Engelhard Corporation's history spans the arc of American industrial precious metals processing. Charles W. Engelhard Sr. founded the company in 1902 by purchasing an existing chemical firm in Newark, New Jersey. He expanded into platinum smelting in 1904 and built a refining conglomerate. His son, Charles Engelhard Jr., consolidated the family holdings into Engelhard Industries, Inc. in 1958, listing it on the New York Stock Exchange. By the 1950s, the company was the world's largest precious metals smelter.

Charles Engelhard Jr. is widely cited as the inspiration for Ian Fleming's James Bond villain Auric Goldfinger. The connection between one of the world's wealthiest gold traders and a fictional gold-obsessed antagonist was noted by contemporaries and has been repeated in Engelhard collecting circles since.

Retail silver bar production ran from the late 1960s through approximately 1986. The Liberty Trade series, commissioned by MTB for the Statue of Liberty centennial, was among the final products before Engelhard exited the retail bullion market to focus on industrial catalysts and materials. The 1986 date on these bars marks the end of an era. AllEngelhard.com documents over 40 distinct 1 oz bar varieties alone, produced across production methods (cast, pressed, extruded) and design eras (landscape, portrait, eagle logo). The Liberty Trade bars represent the portrait era, the final design period before production ceased.

Engelhard bars are now among the most actively collected vintage bullion products. The collector community centres on AllEngelhard.com's ICR (Investment/Collector Rating) tier system, with some varieties having fewer than 50 known survivors. The 10 oz Liberty Trade bar sits in a middle rarity tier, accessible enough for serious collectors without the five-figure prices commanded by the rarest pieces.

Liberty Trade vs Other Collectible and Modern 10 oz Bars

The Engelhard Liberty Trade bar occupies a fundamentally different market position from current-production 10 oz silver bars. It is not a bullion product in the conventional sense; it is a finite vintage collectible that happens to contain 10 troy ounces of silver. The premium above melt reflects brand nostalgia, scarcity (7,500 pieces, many melted), and the broader Engelhard collecting ecosystem.

Against other vintage Engelhard bars (the standard Engelhard 10 oz bar without the Liberty Trade design), the centennial commemorative aspect adds collectible interest and typically commands a modestly higher premium. Both are .999 fine, both are serialised, and both benefit from the same brand recognition and collector demand.

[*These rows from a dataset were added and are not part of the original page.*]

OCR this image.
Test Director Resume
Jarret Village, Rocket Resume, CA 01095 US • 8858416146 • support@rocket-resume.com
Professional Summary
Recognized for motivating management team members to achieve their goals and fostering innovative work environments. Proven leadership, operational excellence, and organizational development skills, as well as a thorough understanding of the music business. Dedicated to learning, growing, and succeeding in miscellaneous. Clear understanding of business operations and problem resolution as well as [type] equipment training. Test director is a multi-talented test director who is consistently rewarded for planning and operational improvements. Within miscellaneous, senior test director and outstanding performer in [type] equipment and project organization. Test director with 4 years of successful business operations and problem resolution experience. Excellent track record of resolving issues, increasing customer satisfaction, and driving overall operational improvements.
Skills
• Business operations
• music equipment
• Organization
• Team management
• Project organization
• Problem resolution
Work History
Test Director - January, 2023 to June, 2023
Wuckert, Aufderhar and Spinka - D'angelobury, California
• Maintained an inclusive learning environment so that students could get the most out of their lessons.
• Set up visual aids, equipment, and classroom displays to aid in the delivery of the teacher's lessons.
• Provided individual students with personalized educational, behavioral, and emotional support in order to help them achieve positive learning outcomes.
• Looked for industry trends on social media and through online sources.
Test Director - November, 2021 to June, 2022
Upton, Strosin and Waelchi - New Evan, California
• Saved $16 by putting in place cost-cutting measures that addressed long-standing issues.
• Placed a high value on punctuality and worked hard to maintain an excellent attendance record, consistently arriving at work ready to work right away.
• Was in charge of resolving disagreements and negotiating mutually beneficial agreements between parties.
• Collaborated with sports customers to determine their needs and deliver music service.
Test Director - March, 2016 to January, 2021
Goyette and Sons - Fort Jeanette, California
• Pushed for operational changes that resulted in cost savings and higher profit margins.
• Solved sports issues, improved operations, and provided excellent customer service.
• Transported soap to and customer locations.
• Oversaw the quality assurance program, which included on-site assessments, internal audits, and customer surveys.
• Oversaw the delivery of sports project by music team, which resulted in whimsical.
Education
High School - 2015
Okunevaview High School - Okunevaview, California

The standard Engelhard bar is more common in circulation.

Compared to vintage Johnson Matthey (JM) 10 oz bars from the same era, both brands are comparably collectible and command premiums well above melt. Engelhard bars generally trade higher due to greater variety, the Goldfinger connection, and a more active collector community. JM's bullion arm was sold to Asahi in 2015; Engelhard was absorbed into BASF.

Against modern generic 10 oz bars at near-spot premiums, the economics are entirely different. A buyer seeking maximum silver weight per dollar will not consider vintage Engelhard. A buyer seeking the specific intersection of silver ownership, American industrial heritage, and numismatic collectibility has few alternatives that match the Engelhard brand's recognition and established secondary market.